The novel presents a complex narrative that combines three different styles within its structure; a straightforward preface introducing the protagonist, Harry Haller, a "Treatise on the Steppenwolf" in the form of a pamphlet that Harry accepts and interprets as a study of his own life, and Harry's own narrative which moves into a dream sequence when Harry enters the "Magic Theater". We meet characters, both women and men, at least one of whom may be Harry's alter ego or "anima" in Jungian terms. We see a man who would separate himself from the Nietzschean herd and values individuality. Most of all we encounter a man facing not the "two souls" that dwell within his breast, as Goethe described Faust, but one who faces innumerable souls in a personality that seems to be breaking up into different persons. Through it all Harry looks up to artistic "Immortals" as representative of an ideal in the form of idealized visions of Goethe and Mozart. Especially Mozart who plays a critical role in Harry's dreams.
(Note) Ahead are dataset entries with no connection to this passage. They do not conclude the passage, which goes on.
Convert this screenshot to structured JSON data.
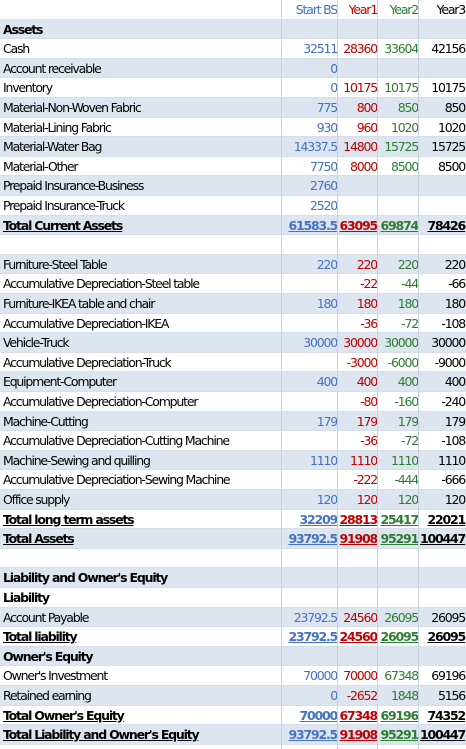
{
  "header": {
    "label": "",
    "c1": "Start BS",
    "c2": "Year1",
    "c3": "Year2",
    "c4": "Year3"
  },
  "rows": [
    {
      "label": "Assets",
      "c1": "",
      "c2": "",
      "c3": "",
      "c4": "",
      "bold": true
    },
    {
      "label": "Cash",
      "c1": "32511",
      "c2": "28360",
      "c3": "33604",
      "c4": "42156"
    },
    {
      "label": "Account receivable",
      "c1": "0",
      "c2": "",
      "c3": "",
      "c4": ""
    },
    {
      "label": "Inventory",
      "c1": "0",
      "c2": "10175",
      "c3": "10175",
      "c4": "10175"
    },
    {
      "label": "Material-Non-Woven Fabric",
      "c1": "775",
      "c2": "800",
      "c3": "850",
      "c4": "850"
    },
    {
      "label": "Material-Lining Fabric",
      "c1": "930",
      "c2": "960",
      "c3": "1020",
      "c4": "1020"
    },
    {
      "label": "Material-Water Bag",
      "c1": "14337.5",
      "c2": "14800",
      "c3": "15725",
      "c4": "15725"
    },
    {
      "label": "Material-Other",
      "c1": "7750",
      "c2": "8000",
      "c3": "8500",
      "c4": "8500"
    },
    {
      "label": "Prepaid Insurance-Business",
      "c1": "2760",
      "c2": "",
      "c3": "",
      "c4": ""
    },
    {
      "label": "Prepaid Insurance-Truck",
      "c1": "2520",
      "c2": "",
      "c3": "",
      "c4": ""
    },
    {
      "label": "Total Current Assets",
      "c1": "61583.5",
      "c2": "63095",
      "c3": "69874",
      "c4": "78426",
      "bold": true,
      "ul": true
    },
    {
      "label": "",
      "c1": "",
      "c2": "",
      "c3": "",
      "c4": ""
    },
    {
      "label": "Furniture-Steel Table",
      "c1": "220",
      "c2": "220",
      "c3": "220",
      "c4": "220"
    },
    {
      "label": "Accumulative Depreciation-Steel table",
      "c1": "",
      "c2": "-22",
      "c3": "-44",
      "c4": "-66"
    },
    {
      "label": "Furniture-IKEA table and chair",
      "c1": "180",
      "c2": "180",
      "c3": "180",
      "c4": "180"
    },
    {
      "label": "Accumulative Depreciation-IKEA",
      "c1": "",
      "c2": "-36",
      "c3": "-72",
      "c4": "-108"
    },
    {
      "label": "Vehicle-Truck",
      "c1": "30000",
      "c2": "30000",
      "c3": "30000",
      "c4": "30000"
    },
    {
      "label": "Accumulative Depreciation-Truck",
      "c1": "",
      "c2": "-3000",
      "c3": "-6000",
      "c4": "-9000"
    },
    {
      "label": "Equipment-Computer",
      "c1": "400",
      "c2": "400",
      "c3": "400",
      "c4": "400"
    },
    {
      "label": "Accumulative Depreciation-Computer",
      "c1": "",
      "c2": "-80",
      "c3": "-160",
      "c4": "-240"
    },
    {
      "label": "Machine-Cutting",
      "c1": "179",
      "c2": "179",
      "c3": "179",
      "c4": "179"
    },
    {
      "label": "Accumulative Depreciation-Cutting Machine",
      "c1": "",
      "c2": "-36",
      "c3": "-72",
      "c4": "-108"
    },
    {
      "label": "Machine-Sewing and quilling",
      "c1": "1110",
      "c2": "1110",
      "c3": "1110",
      "c4": "1110"
    },
    {
      "label": "Accumulative Depreciation-Sewing Machine",
      "c1": "",
      "c2": "-222",
      "c3": "-444",
      "c4": "-666"
    },
    {
      "label": "Office supply",
      "c1": "120",
      "c2": "120",
      "c3": "120",
      "c4": "120"
    },
    {
      "label": "Total long term assets",
      "c1": "32209",
      "c2": "28813",
      "c3": "25417",
      "c4": "22021",
      "bold": true,
      "ul": true
    },
    {
      "label": "Total Assets",
      "c1": "93792.5",
      "c2": "91908",
      "c3": "95291",
      "c4": "100447",
      "bold": true,
      "ul": true
    },
    {
      "label": "",
      "c1": "",
      "c2": "",
      "c3": "",
      "c4": ""
    },
    {
      "label": "Liability and Owner's Equity",
      "c1": "",
      "c2": "",
      "c3": "",
      "c4": "",
      "bold": true
    },
    {
      "label": "Liability",
      "c1": "",
      "c2": "",
      "c3": "",
      "c4": "",
      "bold": true
    },
    {
      "label": "Account Payable",
      "c1": "23792.5",
      "c2": "24560",
      "c3": "26095",
      "c4": "26095"
    },
    {
      "label": "Total liability",
      "c1": "23792.5",
      "c2": "24560",
      "c3": "26095",
      "c4": "26095",
      "bold": true,
      "ul": true
    },
    {
      "label": "Owner's Equity",
      "c1": "",
      "c2": "",
      "c3": "",
      "c4": "",
      "bold": true
    },
    {
      "label": "Owner's Investment",
      "c1": "70000",
      "c2": "70000",
      "c3": "67348",
      "c4": "69196"
    },
    {
      "label": "Retained earning",
      "c1": "0",
      "c2": "-2652",
      "c3": "1848",
      "c4": "5156"
    },
    {
      "label": "Total Owner's Equity",
      "c1": "70000",
      "c2": "67348",
      "c3": "69196",
      "c4": "74352",
      "bold": true,
      "ul": true
    },
    {
      "label": "Total Liability and Owner's Equity",
      "c1": "93792.5",
      "c2": "91908",
      "c3": "95291",
      "c4": "100447",
      "bold": true,
      "ul": true
    }
  ]
}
What can I take away from this work? As I said it raises questions and the thoughts and process of reviewing the way I approach the world is one thing that this novel provides. With all great - read transcendent - works of art I continue to find new layers of meaning as I read and reread their pages. One fundamental question, and I think this is central to all of Hesse's writings, is what does it mean to be human? The philosophers from Plato and Aristotle have tried to define this, but Hesse's Steppenwolf continues to present the question and explore original ways to find the answer.


Steppenwolf by Hermann Hesse. Henry Holt & Company, New York. 1990 (1927)

2 comments:

Anonymous said...

I am reminded of a few passages from chapter one in Nikos Kazantzakis's autobiography, Report to Greco:

"Now for the first time since the world was made, man has been enabled to enter God’s workshop and labor with him. The more flesh (man) transubstantiates into love, valor and freedom, the more truly he becomes Son of God...What a fearful ascent from monkey to man, from man to God!"

James said...

Thanks for sharing such a pertinent thought from Kazantzakis. I must add his autobiography to me new year's reading list.